Keep um coming probably be gone tomorrow  


leo


----------



## Hunterrs (Jan 29, 2005)

Here are my pet doves.  How do I get my pictures to display instead of showing up as a link?


----------



## leo (Jan 29, 2005)

*Robert neat pics, you*

have to just post 1 pic in a reply, then another in the next reply and so on  

leo


----------



## Hunterrs (Jan 29, 2005)

Thanks for the help.  Here is one more.


----------



## bilgerat (Jan 29, 2005)

*2 ft icicles*

on back of my house in buford


----------



## bilgerat (Jan 29, 2005)

1 more


----------



## bilgerat (Jan 29, 2005)

broken thermometer, its been that way since last summer but I kinda like seein 81 degrese on a day like   this!!!


----------



## Al33 (Jan 29, 2005)

*here's a few from Marietta*

First one, tin roof screen porch.

Last two, staying comfy.


----------



## Al33 (Jan 29, 2005)

*One more from a distance*

My comfort zone.


----------



## Hoss (Jan 29, 2005)

*Al*

I like the second one better.  At least it looks warm.

Hoss


----------



## Al33 (Jan 29, 2005)

*Thanks Hoss,*

  I know, but I cannot figure out what I am doing to make the pic show up without having to click the file link. I can do it sometimes, but other times i cannot. 

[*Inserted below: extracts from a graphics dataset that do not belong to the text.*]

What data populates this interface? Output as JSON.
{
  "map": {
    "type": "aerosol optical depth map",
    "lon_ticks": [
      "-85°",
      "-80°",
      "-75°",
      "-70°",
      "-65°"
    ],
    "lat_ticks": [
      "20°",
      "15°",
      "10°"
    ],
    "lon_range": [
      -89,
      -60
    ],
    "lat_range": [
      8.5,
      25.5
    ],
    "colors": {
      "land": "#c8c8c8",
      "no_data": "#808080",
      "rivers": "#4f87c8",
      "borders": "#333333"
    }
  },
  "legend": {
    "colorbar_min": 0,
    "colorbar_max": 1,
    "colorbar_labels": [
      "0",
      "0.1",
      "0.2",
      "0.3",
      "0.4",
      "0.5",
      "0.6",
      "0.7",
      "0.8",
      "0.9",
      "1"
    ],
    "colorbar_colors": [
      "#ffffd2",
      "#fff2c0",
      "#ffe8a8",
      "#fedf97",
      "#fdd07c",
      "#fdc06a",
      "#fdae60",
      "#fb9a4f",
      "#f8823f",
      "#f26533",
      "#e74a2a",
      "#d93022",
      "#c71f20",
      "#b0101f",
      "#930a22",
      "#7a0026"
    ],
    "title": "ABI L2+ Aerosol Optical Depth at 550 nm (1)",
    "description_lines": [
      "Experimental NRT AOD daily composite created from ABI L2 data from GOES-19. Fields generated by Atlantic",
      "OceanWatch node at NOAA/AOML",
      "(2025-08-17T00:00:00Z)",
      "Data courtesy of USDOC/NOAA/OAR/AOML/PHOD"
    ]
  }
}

Do you have a clue for me?

Al


----------



## ryano (Jan 29, 2005)

early this morning.....we didnt get nothing but a little ice up here in Blue Ridge


----------



## ryano (Jan 29, 2005)

heres my huntin machine     got a little ice on her this morning


----------



## Hoss (Jan 29, 2005)

*Al*

Near as I can tell, if you post one photo per message, they show up.  If you post multiples on a message, you have to click on the files.

Hoss

PS How about that new avatar?  Ought to make Hancock Tim hungry.


----------



## leo (Jan 30, 2005)

*Al, what Hoss said, and*



> have to just post 1 pic in a reply, then another in the next reply and so on



my earlier reply to Robert

leo


----------



## StinkyPete (Jan 30, 2005)

Very cool pics everyone!!!!!!!!!


----------